The Silent Watcher
Today I spent time talking with an intuitive friend about what was going on in each of our lives. I talked about the weirdness of my life these days. Much of the time I no longer have the background chatter going on in my head. You know, the incessant stream of thoughts worrying about tomorrow, or next week, or about something that happened in the past. In social situations I find myself interacting with folks and catch myself observing what I'm doing or saying. Even when I'm alone I'll observe the thoughts I'm having. It's as if at some level I'm detached from what my personality is doing. Mostly this ability to observe just leads me to laugh at myself. Like the two year old Robert who runs around and learns through falling down and getting up, I see myself moving forward, making mistakes, getting up and continuing to move forward. This ability to observe certainly doesn’t stop me from making mistakes, but being able to view things from a different perspective seems to lend humor to things. I wonder aloud to my friend where this ability has come from and if it will fade. My friend says I've experience a type of "awakening" and that she's experienced it twice in her own life. She suggests I reread "The Power of Now".

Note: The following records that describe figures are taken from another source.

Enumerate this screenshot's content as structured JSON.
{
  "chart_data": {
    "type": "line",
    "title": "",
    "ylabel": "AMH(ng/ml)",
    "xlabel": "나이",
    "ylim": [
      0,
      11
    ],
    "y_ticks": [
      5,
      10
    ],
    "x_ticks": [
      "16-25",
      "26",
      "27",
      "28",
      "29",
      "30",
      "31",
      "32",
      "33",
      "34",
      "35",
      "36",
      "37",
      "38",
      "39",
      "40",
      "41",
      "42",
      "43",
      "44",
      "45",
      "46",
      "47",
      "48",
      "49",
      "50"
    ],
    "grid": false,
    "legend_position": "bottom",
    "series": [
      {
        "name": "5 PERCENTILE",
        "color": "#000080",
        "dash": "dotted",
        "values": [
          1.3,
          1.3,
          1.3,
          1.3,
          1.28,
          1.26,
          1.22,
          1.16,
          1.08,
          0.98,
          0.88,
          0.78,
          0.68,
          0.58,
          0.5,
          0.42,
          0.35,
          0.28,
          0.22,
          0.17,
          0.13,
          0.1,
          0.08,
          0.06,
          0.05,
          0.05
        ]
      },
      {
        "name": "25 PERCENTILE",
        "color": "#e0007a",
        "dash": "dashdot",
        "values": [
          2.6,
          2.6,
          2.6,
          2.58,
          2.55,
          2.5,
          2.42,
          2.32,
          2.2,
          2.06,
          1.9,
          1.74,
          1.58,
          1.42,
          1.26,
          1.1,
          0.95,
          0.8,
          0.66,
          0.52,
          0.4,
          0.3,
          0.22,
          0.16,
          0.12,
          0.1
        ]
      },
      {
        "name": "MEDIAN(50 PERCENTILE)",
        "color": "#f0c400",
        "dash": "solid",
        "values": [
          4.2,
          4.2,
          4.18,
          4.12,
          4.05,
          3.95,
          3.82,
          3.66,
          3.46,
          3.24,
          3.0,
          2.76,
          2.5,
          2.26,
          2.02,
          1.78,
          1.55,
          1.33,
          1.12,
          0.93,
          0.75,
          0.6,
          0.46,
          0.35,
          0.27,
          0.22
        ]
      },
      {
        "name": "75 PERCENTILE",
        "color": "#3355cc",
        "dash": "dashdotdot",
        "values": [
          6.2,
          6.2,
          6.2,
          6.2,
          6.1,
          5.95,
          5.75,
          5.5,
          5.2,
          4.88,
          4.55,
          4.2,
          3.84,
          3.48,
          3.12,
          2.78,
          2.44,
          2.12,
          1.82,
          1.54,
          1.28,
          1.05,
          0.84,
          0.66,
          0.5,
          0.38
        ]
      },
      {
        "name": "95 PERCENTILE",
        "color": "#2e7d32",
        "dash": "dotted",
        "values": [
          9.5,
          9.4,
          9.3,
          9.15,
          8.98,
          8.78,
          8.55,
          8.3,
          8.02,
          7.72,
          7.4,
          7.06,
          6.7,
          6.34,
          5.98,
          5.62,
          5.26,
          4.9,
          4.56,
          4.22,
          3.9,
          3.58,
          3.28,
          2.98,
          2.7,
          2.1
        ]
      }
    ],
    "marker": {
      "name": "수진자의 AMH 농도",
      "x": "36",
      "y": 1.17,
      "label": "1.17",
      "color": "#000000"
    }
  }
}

In the evening I began rereading the book. I immediately recall how confusing this book was when I first picked it up years ago. A bookmark seems to indicate that I only read half the book the first time. This guy's answer to everything was "be in the Now", and develop the ability to be the silent watcher of you thoughts. He notes that it's a skill developed either through rigorous practice or, more instantly, after experiencing a trauma in your life. Oh, I see.
Now as I read the book I get everything the guy is saying. It's written in question-answer format and sometimes I'm able to read a question and create a fairly accurate response before I read the author's answers to the questions.
According to the concept of Yin and Yang there's a balance in everything - dark and light, moving and stillness. This is just another experience that makes me wonder what else will come out of this journey.